When I am alone I expect myself to be operating at 100 percent. I put my nose to the grindstone and I pull rabbit after rabbit out of the hat that is my life. I can absorb myself in my own pursuits and go after all my own goals. My life has a predictable order and it runs on time.
However, when another person is in my space and now it’s a shared space, well, the train that is my life often leaves the station a bit late and the trip doesn’t go quite as planned. I’m not comfortable with the kind of disruption another person brings just by simply occupying my living environment and having opinions and desires. That takes life from being easy to being challenging. I have to work a lot harder when things are challenging and I even have to adjust how I usually do things to accommodate another person in my life.
In short, I am not going to reach 100 percent, just like nobody else is.
I think about how I have viewed the division of labor in my house. I believe that if the goal is 100 percent then each person contributes 50 percent and it’s an easy win straight to 100. There’s that word again—easy. So if he does half the housework and I do the other half everything should be fine. The same goes for income contributions, 50/50.
But, it never goes like that. I felt like I was unfairly burdened with more than my 50 percent in areas and I was dissatisfied because, in my eyes, we weren’t hitting the 100 percent. Oh no! My life wasn’t a perfect 100. But recently I got really ill and had to take time off work and I wasn’t able to do as much around the house. My husband stepped up to the plate and he didn’t complain (not out loud anyway).

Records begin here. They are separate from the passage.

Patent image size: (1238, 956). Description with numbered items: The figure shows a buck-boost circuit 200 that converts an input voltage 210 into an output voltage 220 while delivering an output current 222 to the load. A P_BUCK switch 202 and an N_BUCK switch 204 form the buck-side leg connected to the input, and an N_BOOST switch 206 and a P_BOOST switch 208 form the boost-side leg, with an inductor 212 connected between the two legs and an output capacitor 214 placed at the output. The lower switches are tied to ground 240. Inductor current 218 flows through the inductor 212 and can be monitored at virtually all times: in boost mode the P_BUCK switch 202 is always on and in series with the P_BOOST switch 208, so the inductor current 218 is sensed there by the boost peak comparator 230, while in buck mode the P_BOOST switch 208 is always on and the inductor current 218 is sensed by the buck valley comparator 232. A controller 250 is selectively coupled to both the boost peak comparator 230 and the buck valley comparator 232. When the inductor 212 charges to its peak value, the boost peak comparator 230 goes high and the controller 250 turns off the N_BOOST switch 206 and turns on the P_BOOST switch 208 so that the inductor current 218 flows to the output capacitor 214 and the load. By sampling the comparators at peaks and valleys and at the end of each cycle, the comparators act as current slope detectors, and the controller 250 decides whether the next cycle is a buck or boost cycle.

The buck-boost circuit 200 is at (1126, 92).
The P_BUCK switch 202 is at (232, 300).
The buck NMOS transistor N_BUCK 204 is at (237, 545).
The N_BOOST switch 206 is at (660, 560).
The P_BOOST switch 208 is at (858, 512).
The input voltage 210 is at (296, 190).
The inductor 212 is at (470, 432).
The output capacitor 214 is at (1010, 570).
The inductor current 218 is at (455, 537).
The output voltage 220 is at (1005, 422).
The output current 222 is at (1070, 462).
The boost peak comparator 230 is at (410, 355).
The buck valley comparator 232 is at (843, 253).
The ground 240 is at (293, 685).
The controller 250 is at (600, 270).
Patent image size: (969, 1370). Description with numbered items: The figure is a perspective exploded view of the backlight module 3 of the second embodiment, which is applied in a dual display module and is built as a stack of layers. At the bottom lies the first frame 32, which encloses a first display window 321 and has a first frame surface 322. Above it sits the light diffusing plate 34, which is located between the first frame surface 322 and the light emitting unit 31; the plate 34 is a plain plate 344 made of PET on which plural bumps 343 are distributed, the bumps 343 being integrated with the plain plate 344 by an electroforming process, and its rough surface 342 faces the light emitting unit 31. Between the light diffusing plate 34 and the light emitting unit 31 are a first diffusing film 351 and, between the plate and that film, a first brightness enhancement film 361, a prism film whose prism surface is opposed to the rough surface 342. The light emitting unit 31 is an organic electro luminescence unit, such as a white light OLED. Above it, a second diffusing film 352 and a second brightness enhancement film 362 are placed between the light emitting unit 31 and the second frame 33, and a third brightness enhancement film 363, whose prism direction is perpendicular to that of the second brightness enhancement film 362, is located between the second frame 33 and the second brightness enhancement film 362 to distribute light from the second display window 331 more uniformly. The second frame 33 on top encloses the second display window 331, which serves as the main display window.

I mean, things weren’t 100 percent, but we made it through okay. Like the oxygenation of my blood on that little electronic device everything was well within acceptable levels, it just wasn’t a solid 100 percent.
I know where I got this idea that I need to be at 100 percent all the time. As a woman and a feminist I know that I have to work as hard as I can to stand out and get a raise or a promotion before a man will. As a white person in a nation that is infested with white supremacy culture I am aware that I have strong ideas about perfectionism and I have been raised with this all around me, practiced by my family and my white community.
As the unloved daughter of an abusive mother, I knew perfectionism was the only way I could get any kind of positive attention. I have strived hard since I exited the womb to operate at 100 percent because my survival depended on it.
I decided this morning that setting the expectation that living in a life shared with others will be 100 percent is causing my own suffering as well as the suffering of others. My actions have a ripple effect and my constant fretting over imperfection all around me isn’t doing anyone any good. I am setting a new expectation for myself and that is to not expect to hit 100 percent at work, at home, or in my personal relationships. I’ll just do my best and give myself and others grace.
That goes for my blood oxygenation too.
Holly has bonded her spirituality to her activism. She began her relationship with Buddhism through Fo Guang Shan, an international Chinese Mahāyāna Buddhist organization and monastic order based in Taiwan that practices Humanistic Buddhism. However, she finds herself more aligned with Stephen Batchelor’s more secular Buddhism currently. Holly works in homeless services and is very passionate about promoting the inherent worth and dignity of all people as well as eliminating stigma about homelessness and behavioral health.